Tax preparers got the results of an audit from the Government Accountability Office on Tuesday. Let's just say things didn't go well.
The GAO's report cited a small undercover study of 19 paid preparers in February, chosen randomly in states that do not regulate tax preparers. The findings:
• Seventeen of 19 preparers made mistakes.
• Errors ranged from giving the taxpayer refunds $52 less than due to a refund of $3,718 more than due.
• Most frequent error: not reporting tips (12 of 19 returns).
Unfortunately, the report didn't come as a surprise. The GAO surveyed taxpayer errors from 2006 through 2009 and found that tax returns prepared by preparers had a higher estimated percent of errors — 60% — than self-prepared returns —50%.
The study was a slight improvement over a similar one conducted in 2006, when 19 of 19 preparers made mistakes in filling out tax forms.
Tax preparers are largely unregulated. In most states, anyone can be a paid tax preparer. Only Oregon, Maryland, California, and New York regulate paid preparers.

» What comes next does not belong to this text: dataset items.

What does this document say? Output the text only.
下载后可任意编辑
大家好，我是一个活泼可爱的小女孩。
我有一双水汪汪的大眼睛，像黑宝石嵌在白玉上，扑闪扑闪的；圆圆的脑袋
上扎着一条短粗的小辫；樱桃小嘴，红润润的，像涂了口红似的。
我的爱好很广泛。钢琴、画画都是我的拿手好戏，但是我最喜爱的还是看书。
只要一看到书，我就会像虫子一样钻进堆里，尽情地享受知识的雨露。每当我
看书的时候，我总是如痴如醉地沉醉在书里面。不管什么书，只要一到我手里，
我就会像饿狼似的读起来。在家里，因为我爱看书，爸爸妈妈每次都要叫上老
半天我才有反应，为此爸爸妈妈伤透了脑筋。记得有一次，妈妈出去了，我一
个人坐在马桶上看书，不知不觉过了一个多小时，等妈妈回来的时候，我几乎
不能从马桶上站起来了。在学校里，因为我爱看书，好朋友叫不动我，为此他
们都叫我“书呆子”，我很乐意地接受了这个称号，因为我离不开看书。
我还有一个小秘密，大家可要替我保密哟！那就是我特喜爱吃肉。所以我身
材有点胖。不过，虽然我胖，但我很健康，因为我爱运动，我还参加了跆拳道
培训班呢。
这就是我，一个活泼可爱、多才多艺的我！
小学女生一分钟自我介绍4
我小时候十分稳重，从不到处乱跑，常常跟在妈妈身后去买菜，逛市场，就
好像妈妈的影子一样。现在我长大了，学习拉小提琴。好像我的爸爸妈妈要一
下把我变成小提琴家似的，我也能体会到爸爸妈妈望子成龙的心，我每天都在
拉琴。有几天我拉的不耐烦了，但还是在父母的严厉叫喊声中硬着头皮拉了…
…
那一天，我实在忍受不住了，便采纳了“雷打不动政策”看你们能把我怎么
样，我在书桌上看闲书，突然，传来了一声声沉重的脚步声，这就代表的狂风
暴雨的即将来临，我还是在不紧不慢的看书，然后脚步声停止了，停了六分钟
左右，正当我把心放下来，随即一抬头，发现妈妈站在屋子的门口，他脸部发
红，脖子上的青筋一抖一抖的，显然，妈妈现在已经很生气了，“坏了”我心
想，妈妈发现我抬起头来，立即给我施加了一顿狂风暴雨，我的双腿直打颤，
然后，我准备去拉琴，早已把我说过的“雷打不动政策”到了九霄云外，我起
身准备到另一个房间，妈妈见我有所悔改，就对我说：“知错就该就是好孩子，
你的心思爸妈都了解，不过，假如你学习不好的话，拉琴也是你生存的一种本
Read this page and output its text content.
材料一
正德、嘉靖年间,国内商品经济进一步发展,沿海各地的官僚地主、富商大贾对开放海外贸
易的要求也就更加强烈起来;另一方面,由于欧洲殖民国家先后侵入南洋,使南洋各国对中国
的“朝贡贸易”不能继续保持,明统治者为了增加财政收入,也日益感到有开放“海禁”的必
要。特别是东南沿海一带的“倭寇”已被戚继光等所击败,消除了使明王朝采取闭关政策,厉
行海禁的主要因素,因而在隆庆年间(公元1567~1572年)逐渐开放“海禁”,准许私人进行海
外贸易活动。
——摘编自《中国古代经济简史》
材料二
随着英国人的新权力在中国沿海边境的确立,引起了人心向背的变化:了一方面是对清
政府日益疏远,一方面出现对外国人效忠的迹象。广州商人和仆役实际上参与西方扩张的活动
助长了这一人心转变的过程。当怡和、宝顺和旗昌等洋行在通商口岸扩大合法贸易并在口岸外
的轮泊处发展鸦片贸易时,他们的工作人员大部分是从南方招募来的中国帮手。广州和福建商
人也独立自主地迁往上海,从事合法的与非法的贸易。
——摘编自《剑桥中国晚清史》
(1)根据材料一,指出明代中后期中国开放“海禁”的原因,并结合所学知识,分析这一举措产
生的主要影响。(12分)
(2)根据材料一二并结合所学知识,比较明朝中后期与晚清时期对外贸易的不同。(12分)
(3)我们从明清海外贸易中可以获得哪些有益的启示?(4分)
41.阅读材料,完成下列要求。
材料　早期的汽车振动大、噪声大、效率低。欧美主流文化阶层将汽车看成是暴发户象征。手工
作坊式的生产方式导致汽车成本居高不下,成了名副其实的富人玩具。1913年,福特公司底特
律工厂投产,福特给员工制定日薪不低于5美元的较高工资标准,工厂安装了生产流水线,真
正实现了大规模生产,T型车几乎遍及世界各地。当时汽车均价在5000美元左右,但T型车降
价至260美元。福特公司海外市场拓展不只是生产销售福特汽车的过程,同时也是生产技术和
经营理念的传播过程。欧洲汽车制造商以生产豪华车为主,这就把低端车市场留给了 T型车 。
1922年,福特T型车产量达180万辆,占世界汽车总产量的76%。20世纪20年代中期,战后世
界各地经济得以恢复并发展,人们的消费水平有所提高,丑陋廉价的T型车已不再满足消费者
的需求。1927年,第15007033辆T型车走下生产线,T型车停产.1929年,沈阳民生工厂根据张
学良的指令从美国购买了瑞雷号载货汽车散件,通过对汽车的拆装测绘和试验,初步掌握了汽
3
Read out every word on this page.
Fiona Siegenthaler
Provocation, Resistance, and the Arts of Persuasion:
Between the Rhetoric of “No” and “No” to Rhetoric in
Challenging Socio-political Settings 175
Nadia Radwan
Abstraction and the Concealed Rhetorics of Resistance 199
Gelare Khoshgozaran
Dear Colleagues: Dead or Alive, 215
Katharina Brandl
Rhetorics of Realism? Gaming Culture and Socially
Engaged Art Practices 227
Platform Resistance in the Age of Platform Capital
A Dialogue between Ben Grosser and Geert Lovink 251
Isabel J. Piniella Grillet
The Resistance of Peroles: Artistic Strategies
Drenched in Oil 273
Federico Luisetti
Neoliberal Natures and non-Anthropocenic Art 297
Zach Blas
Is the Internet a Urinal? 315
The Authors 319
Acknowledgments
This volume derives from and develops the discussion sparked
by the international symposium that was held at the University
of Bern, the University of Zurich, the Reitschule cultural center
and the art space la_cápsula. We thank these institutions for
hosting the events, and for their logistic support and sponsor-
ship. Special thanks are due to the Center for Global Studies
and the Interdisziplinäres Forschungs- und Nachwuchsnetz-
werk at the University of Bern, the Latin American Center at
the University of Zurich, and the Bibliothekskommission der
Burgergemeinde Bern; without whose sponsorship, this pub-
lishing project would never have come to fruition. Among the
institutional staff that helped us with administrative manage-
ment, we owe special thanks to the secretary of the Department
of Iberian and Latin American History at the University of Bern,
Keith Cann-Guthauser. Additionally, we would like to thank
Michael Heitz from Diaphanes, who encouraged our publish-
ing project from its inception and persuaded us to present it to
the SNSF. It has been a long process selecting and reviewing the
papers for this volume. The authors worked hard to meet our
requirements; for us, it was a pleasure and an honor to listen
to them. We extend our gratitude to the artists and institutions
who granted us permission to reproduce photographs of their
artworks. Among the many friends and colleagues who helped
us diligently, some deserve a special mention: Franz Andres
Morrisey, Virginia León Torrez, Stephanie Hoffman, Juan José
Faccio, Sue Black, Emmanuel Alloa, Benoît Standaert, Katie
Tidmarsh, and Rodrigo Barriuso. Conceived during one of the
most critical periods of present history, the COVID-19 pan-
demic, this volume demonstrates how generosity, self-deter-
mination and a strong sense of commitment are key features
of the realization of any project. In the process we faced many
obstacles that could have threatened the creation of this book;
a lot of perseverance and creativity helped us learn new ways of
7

"We're clearly on record for encouraging the IRS to educate the taxpaying public between various classes of preparers," says Ed Karl, vice president of taxation at the American Institute of Certified Public Accountants.
William Cobb, CEO of H&R Block, testified before the Senate Committee on Finance that his company supported training standards and stricter anti-fraud measures for tax preparers. He also said that consumers would be willing to do more to support fighting fraud.
And at the heart of the issue is the need for tax simplification, says David Williams, chief tax officer at Intuit, maker of TurboTax software. "I could give you 20 different definitions of modified adjusted gross income," Williams says. "There are a lot of opportunities for tax simplification that stop short of eliminating the tax return."